Polynomial Identity Testing

A moninomial of \(n\) variables has the form \(c x_1 ^{d_1} x_2 ^{d_2} \ldots x_n ^{d^n}\) where \(d_i \ge 0\). The degree of a monomial is \(\sum_i d_i\).

A polynomial \(P(x_1, x_2, \ldots, x_n)\) of \(n\) variables is a sum of moninomials of \(n\) variables. The degree of a polynomial is the largest degree of its monomials.

A polynomial \(P\) is said to be identically zero, denoted \(P \equiv 0\) if the coefficients of its monomials are all 0.

Question: given a polynomial \(P\) in \(n\) variables over field \(f\) of degree \(d\) in the following forms, is \(P \equiv 0\)?

\[ P(x_1, x_2, \ldots, x_n) = (x_1 + x_2)(x_3 ^2 + 2x_4 - x_5) \ldots \]
\[\begin{split} A = \left[\begin{array}{ccc} x_1 & 0 & \cdots \\ 2x_2 & -1 & \cdots \\ \vdots & \vdots & \cdots \end{array}\right] \end{split}\]

If we unpack the parentheses or compute the determinant of \(A\) to find the monomial representation of \(P\) and determine whether \(P \equiv 0\), the computation is hard. But if we know the values of variables, it is easy to verify the value of \(P\).

In particular,

  • If \(\mathbb{F} = \mathbb{R}\), then \(P \equiv 0\) if and only if \(P(x_1, \ldots x_n)=0\) for all \(x_1, \ldots, x_n \in \mathbb{R}\).

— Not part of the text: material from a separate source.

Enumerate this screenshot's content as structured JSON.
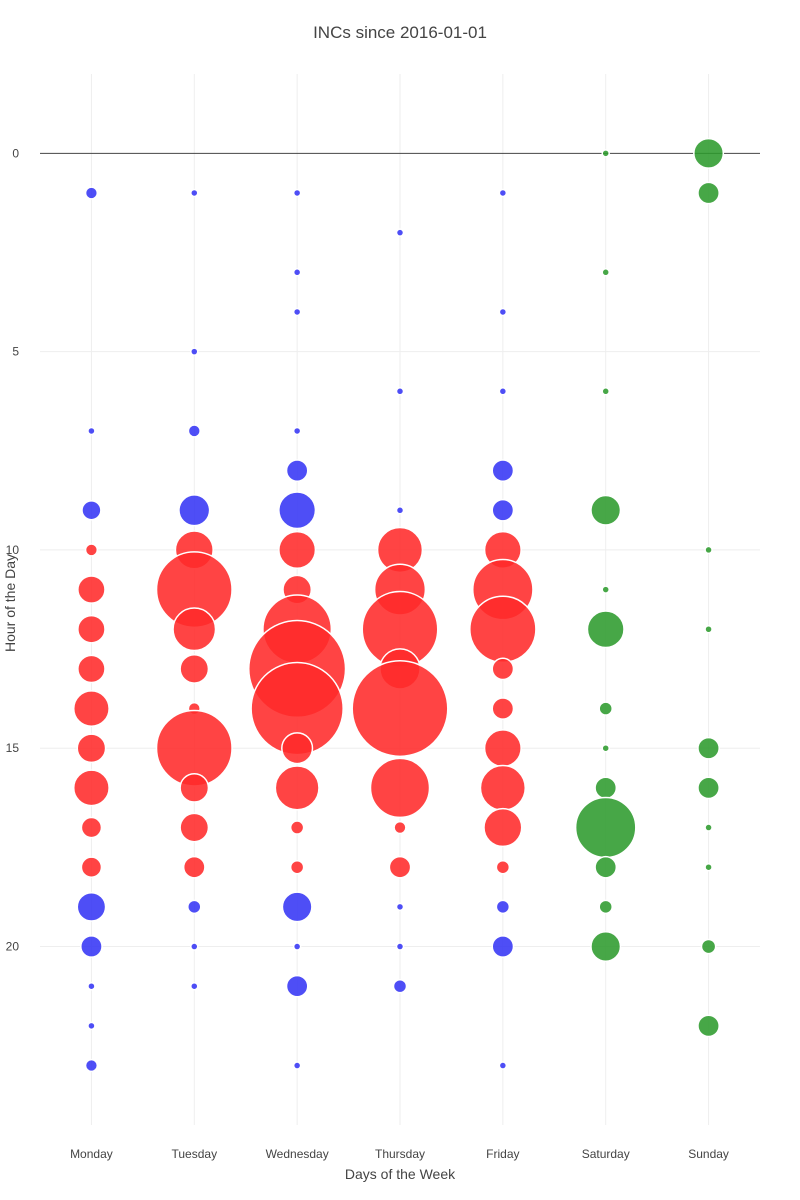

  • But for some other fields this is not true: if \(\mathbb{F} = \left\vert 0,1 \right\vert\) and \(P(x)=x^2 -x\), then \(P(x)=0\) for all \(x\in \left\{ 0,1 \right\}\) but it is not identically 0.

Lemma (Schwartz-Zippel)

Let

  • \(P(x_1, \ldots, x_n)\) be a multivariate polynomial of degree \(d\ge 0\) over some field \(\mathbb{F}\)

  • \(S \subseteq \mathbb{F}\) be a finite subset of \(\mathbb{F}\)

  • \(r_1, \ldots, r_n\) be independent and uniform random draws from \(S\)

If \(P(x_1, \ldots, x_n)\) is not identically to \(0\), then it evaluates to 0 with probability

\[ \mathbb{P} \left\{ P(r_1, \ldots , r_n) =0 \right\} \le \frac{d}{\left\vert s \right\vert} \]

For instance, we can choose \(\left\vert S \right\vert = nd\), such that the upper bound is \(\frac{1}{n}\). If \(\mathbb{F}\) is finite then we choose \(S = \mathbb{F}\).